Novel selective agonist of GPR18, PSB-KK-1415 exerts potent anti-inflammatory and anti-nociceptive activities in animal models of intestinal inflammation and inflammatory pain.

Abstract

GPR18 is a recently deorphanized receptor which was reported to act with several endogenous cannabinoid ligands. Here, we aimed to describe the role of GPR18 in intestinal inflammation and inflammatory pain. The anti-inflammatory activity of selective GPR18 agonist, PSB-KK-1415, and antagonist, PSB-CB5, was characterized in semi-chronic and chronic mouse models of colitis induced by 2,4,6-trinitrobenzenesulfonic acid (TNBS). The extent of inflammation was evaluated based on the macroscopic and microscopic scores, quantification of myeloperoxidase (MPO) activity, and Western blot analyses of tumor necrosis factor-α (TNF-α) and interleukin-6 in colonic tissue.
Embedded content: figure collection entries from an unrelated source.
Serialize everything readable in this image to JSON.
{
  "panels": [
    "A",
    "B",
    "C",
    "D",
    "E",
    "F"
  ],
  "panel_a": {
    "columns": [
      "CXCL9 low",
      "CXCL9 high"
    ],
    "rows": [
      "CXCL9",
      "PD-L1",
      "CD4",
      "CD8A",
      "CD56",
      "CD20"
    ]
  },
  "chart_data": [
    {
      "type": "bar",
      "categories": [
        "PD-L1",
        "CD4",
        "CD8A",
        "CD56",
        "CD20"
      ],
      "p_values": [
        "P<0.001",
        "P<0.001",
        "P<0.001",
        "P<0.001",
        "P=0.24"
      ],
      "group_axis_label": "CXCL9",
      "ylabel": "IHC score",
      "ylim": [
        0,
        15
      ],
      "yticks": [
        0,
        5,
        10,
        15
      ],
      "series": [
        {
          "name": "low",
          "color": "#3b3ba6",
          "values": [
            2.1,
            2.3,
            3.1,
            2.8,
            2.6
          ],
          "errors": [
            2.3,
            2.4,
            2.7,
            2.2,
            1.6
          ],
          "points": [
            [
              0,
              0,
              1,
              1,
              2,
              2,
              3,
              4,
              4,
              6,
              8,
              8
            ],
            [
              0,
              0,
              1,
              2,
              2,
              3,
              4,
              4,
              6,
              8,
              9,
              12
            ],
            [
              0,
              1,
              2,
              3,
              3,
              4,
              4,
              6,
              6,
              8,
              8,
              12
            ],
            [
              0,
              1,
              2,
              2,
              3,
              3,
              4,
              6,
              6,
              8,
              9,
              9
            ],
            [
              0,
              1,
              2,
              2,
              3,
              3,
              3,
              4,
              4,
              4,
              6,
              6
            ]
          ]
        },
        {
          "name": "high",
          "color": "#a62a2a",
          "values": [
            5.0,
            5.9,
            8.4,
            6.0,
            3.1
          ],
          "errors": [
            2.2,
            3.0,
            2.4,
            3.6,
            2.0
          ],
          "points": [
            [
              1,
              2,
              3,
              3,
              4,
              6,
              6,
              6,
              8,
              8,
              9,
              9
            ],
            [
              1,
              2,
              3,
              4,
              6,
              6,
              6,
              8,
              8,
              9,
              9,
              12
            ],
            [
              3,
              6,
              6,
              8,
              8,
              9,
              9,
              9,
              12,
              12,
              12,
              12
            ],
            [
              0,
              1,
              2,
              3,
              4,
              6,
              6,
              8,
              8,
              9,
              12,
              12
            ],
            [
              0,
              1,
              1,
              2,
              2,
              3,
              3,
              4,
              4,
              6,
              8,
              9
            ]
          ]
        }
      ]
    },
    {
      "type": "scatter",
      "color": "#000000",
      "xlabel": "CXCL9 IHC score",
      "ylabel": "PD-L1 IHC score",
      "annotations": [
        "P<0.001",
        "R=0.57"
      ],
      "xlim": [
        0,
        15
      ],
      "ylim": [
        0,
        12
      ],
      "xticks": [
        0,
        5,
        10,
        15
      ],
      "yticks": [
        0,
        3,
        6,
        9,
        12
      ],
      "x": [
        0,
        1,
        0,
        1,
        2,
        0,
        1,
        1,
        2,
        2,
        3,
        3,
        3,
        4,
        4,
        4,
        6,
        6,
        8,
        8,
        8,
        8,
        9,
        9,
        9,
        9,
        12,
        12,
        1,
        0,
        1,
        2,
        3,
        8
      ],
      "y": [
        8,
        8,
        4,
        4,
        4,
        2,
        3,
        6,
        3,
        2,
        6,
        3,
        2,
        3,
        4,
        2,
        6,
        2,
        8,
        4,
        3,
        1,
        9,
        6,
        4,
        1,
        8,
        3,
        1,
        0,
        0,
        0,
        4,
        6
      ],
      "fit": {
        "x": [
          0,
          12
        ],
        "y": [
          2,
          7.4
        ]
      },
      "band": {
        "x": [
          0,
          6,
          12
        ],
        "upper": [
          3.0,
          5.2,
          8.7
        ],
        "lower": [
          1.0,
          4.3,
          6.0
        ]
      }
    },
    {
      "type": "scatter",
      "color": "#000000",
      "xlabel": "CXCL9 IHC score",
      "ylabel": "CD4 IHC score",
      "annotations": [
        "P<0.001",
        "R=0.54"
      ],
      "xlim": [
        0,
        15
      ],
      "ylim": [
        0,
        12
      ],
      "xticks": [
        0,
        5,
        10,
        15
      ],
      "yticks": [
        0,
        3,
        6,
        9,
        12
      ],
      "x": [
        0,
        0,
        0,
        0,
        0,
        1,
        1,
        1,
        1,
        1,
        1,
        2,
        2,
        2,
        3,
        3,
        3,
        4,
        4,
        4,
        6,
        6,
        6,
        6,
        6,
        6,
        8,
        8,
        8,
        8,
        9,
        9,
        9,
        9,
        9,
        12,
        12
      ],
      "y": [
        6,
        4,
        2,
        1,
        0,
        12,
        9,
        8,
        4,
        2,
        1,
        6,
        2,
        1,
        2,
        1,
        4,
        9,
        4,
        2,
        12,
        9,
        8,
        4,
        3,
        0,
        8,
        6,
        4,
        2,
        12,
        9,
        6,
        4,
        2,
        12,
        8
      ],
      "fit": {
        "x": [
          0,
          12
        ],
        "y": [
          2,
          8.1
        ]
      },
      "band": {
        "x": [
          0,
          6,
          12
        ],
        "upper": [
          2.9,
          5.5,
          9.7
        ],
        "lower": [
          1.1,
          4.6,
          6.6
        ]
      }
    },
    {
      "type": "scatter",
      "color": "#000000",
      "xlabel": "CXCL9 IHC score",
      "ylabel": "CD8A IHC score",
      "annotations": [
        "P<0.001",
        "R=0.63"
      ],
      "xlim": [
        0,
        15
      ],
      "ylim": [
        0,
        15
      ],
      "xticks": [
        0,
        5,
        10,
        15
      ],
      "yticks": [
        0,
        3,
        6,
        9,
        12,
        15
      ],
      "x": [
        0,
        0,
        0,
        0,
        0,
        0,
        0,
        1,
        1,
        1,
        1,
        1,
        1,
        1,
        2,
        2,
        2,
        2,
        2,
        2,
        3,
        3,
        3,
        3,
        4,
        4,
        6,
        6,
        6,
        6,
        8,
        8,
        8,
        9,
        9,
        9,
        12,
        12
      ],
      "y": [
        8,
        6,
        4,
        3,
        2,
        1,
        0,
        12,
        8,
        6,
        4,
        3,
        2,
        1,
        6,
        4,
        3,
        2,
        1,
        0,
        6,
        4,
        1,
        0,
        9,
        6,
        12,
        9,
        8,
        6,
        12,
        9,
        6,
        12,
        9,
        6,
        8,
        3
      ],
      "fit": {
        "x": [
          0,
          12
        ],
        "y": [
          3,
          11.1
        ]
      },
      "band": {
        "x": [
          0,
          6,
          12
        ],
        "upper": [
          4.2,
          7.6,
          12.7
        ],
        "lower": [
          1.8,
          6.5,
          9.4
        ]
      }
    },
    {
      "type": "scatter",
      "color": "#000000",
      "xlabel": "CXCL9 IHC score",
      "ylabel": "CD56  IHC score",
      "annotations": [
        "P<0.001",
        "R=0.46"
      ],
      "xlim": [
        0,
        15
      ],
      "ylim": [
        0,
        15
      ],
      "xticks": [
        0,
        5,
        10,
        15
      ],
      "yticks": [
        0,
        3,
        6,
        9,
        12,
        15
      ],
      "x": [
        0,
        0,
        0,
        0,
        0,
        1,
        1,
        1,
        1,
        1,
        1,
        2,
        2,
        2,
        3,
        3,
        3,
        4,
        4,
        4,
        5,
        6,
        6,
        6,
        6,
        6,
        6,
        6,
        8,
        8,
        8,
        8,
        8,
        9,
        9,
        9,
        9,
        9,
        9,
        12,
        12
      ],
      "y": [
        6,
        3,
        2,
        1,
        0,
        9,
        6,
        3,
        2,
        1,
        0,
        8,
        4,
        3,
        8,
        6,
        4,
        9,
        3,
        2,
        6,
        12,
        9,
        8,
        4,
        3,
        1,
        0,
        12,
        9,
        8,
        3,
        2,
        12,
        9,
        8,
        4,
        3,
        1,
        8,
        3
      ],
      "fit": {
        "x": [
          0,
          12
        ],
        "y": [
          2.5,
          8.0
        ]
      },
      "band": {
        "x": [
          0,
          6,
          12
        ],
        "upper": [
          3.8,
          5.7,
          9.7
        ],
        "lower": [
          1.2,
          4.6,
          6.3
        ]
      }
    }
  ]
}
The expression of GPR18 in colonic samples from patients with Crohn's disease (CD) was quantified using real-time PCR. The anti-nociceptive potential of the agonist in intestinal inflammation was evaluated in the mouse model of inflammatory pain. In semi-chronic colitis, PSB-KK-1415 reduced macroscopic score (1.79±0.22 vs. 2.61±0.48), expression of TNF-α (1.89±0.36 vs. 2.83±0.64), and microscopic score (5.00±0.33 vs. 6.45±0.40), all compared to mice with colitis. In chronic colitis, PSB-KK-1415 decreased macroscopic score (3.33±1.26 vs. 4.00±1.32) and MPO activity (32.23±8.51 vs. 41.33±11.64) compared to inflamed mice. In the mouse model of inflammatory pain, PSB-KK-1415 decreased the number of pain-induced behaviors in both, controls (32.60±2.54 vs. 58.00±6.24) and inflamed mice (60.83±2.85 vs. 85.00±5.77) compared to animals without treatment with PSB-KK-1415 (P<0.005 for both). Lastly, we showed an increased expression of GPR18 in CD patients compared to healthy controls (3.77±1.46 vs. 2.38±0.66, p=0.87). We showed that GPR18 is worth considering as a potential treatment target in intestinal inflammation and inflammatory pain.